Marí encheu o pequeno copo com um líquido transparente que não parecia em nada com vinho. Vodca.
— Ah, major, eu acho que ela está sim. — Deu dois goles na bebida e retornou o copo para a mesa, logo em seguida pegou a garrafa e preparou outra dose. — Não é uma sensação muito forte, mas é quase como se o poder da Bênção tivesse dobrado desde que andei por estas bandas. A menos que o Sindicato tenha ficado duas vezes maior, ela está aqui.
— Onde? — Nico perguntou atropelando as letras.
— Eu já disse que não consigo dizer o local exato. Prestar atenção não custa nada, oficial.
Nico franziu a testa com a provocação e voltou ao desinteresse de antes. Os outros três começaram a questionar se Nico ajudaria em algum momento ou se seria só um peso morto na missão.
Depois de passar algum tempo no andar superior do prédio, o velho de bigode comprido que os recebera desceu as escadas e caminhou até o grupo, ainda com o livro grosso debaixo do braço. Ele tomou uma cadeira de uma mesa vizinha e se sentou entre Tevoul e Marí, com todo o decoro e etiqueta que sua aparência indicavam.
— Suponho que não vieste aqui se embebedar com seus… “amigos”, senhorita Marí.
— De forma alguma — respondeu mantendo seu tom relaxado. Terminou outro copo sem demonstrar qualquer embriaguez. — Preciso de ajuda com uma “visita ilustre” que pode estar nessa cidade.
— Se buscas o bispo Luvran, ele já está bem longe daqui. Aliás, quase não deu as caras. Acho que ele não passou duas horas sequer aqui antes de viajar para Revragova.
— Fridevi, Fridevi, não procuro Luvran. — Encheu a terceira dose. — Na verdade, é uma presença mais… Capacitada, se é que me entende.
Marí levou o copo lentamente até a boca, seu mindinho e nariz levantado, bebendo com a delicadeza de uma dama.
— Então é realmente uma Filha de Kolur, não é? — O velho perguntou com os olhos arregalados.

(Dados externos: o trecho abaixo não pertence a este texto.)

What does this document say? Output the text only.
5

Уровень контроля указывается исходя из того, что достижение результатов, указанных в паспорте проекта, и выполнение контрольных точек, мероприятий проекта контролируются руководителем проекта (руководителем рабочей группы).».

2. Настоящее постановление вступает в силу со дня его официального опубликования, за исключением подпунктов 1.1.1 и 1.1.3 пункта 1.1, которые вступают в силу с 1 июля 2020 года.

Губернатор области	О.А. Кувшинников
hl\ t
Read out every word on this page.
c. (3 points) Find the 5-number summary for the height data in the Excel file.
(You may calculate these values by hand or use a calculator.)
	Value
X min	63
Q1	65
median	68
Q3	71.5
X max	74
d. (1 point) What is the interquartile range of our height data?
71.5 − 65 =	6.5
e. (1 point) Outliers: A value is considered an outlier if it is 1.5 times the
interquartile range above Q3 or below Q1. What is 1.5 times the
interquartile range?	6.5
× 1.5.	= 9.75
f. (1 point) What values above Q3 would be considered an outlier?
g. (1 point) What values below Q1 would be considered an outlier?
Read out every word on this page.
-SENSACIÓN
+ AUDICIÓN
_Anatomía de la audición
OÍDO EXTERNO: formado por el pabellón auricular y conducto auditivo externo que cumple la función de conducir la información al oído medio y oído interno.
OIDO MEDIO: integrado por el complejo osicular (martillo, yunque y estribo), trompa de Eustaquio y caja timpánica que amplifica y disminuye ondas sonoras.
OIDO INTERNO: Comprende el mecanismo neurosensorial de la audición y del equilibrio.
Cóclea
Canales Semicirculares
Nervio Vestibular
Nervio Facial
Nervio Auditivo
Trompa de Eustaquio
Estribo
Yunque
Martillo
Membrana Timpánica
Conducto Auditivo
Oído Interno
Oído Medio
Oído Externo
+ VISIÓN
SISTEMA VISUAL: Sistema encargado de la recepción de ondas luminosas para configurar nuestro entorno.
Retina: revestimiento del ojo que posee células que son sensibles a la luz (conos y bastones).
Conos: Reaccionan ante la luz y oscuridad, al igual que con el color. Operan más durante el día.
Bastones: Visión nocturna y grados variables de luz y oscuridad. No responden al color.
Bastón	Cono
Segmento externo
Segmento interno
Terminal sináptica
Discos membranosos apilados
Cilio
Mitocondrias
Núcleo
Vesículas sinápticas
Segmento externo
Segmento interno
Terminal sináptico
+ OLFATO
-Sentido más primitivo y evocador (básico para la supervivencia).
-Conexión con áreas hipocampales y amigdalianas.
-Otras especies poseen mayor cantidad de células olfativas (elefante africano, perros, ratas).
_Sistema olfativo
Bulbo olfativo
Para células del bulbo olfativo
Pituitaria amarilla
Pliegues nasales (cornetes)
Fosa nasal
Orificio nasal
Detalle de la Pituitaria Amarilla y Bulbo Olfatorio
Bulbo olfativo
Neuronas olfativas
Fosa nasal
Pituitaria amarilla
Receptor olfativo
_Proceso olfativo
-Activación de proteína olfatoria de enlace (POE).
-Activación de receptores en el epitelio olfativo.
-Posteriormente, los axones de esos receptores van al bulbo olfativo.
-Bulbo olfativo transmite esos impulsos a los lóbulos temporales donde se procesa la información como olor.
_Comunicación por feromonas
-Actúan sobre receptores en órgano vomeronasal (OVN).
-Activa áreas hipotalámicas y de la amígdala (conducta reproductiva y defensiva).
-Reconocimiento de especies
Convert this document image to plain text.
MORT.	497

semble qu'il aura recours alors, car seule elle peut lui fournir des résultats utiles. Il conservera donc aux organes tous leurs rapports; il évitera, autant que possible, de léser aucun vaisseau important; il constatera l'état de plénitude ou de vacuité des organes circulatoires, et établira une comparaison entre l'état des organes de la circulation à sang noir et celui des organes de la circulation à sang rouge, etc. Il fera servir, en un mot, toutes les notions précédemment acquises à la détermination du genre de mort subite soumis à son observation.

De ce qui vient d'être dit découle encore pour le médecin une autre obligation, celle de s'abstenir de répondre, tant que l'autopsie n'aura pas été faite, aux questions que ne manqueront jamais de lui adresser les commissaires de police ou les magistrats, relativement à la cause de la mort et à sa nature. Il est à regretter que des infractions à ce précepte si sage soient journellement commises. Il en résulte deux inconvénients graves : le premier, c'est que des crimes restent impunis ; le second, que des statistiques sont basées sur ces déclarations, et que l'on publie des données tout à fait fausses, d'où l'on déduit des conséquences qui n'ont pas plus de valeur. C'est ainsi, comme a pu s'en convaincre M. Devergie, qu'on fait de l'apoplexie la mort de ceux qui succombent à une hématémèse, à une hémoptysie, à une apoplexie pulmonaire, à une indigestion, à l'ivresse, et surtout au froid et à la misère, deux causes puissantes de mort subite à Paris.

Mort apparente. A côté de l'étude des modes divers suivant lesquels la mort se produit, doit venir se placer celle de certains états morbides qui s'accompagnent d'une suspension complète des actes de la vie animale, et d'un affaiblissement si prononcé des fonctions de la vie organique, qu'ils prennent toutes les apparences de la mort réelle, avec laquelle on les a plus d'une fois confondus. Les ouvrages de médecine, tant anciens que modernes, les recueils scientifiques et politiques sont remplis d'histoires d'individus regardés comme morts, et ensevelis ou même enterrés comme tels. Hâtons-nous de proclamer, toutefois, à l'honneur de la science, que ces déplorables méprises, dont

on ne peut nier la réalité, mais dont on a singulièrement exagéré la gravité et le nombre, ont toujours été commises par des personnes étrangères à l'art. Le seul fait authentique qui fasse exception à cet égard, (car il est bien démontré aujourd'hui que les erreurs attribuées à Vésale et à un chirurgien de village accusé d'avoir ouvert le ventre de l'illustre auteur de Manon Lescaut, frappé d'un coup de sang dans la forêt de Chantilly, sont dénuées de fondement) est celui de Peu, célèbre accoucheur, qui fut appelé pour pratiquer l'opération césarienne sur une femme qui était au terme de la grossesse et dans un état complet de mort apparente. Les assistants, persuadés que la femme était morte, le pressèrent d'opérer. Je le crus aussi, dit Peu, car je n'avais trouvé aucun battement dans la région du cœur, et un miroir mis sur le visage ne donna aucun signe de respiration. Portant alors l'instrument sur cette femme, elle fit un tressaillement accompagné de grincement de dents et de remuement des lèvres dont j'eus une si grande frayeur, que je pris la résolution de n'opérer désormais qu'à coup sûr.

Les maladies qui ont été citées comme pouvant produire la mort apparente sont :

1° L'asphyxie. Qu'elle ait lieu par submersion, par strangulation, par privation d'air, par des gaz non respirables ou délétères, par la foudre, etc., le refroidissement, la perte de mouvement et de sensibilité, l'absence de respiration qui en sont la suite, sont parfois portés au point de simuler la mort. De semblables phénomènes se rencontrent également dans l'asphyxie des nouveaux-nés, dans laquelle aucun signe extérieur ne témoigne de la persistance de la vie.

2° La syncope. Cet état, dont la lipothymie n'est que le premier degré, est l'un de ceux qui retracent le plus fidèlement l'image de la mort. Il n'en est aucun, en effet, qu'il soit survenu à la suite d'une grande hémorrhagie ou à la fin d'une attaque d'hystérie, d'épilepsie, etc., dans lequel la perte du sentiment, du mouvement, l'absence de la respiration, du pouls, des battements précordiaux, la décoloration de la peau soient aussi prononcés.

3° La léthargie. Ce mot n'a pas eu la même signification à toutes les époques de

Marí cuspiu a bebida na mesa, dessa vez com a delicadeza de um cavalo.
— Como você sabe disso?!
Os outros frequentadores viraram a atenção para a moça após o berro. Ela percebeu os olhares que atraiu, o que deixou suas bochechas levemente coradas.
— Não se fala em outra coisa no Sindicato — Fridevi tentou disfarçar a situação alisando seu bigode. — A força da Bênção é extraordinária, há relatos de gente que nunca estudou as Artes sentindo a presença desse ser. É quase como se o próprio Kolur tivesse descido da Primeira Terra.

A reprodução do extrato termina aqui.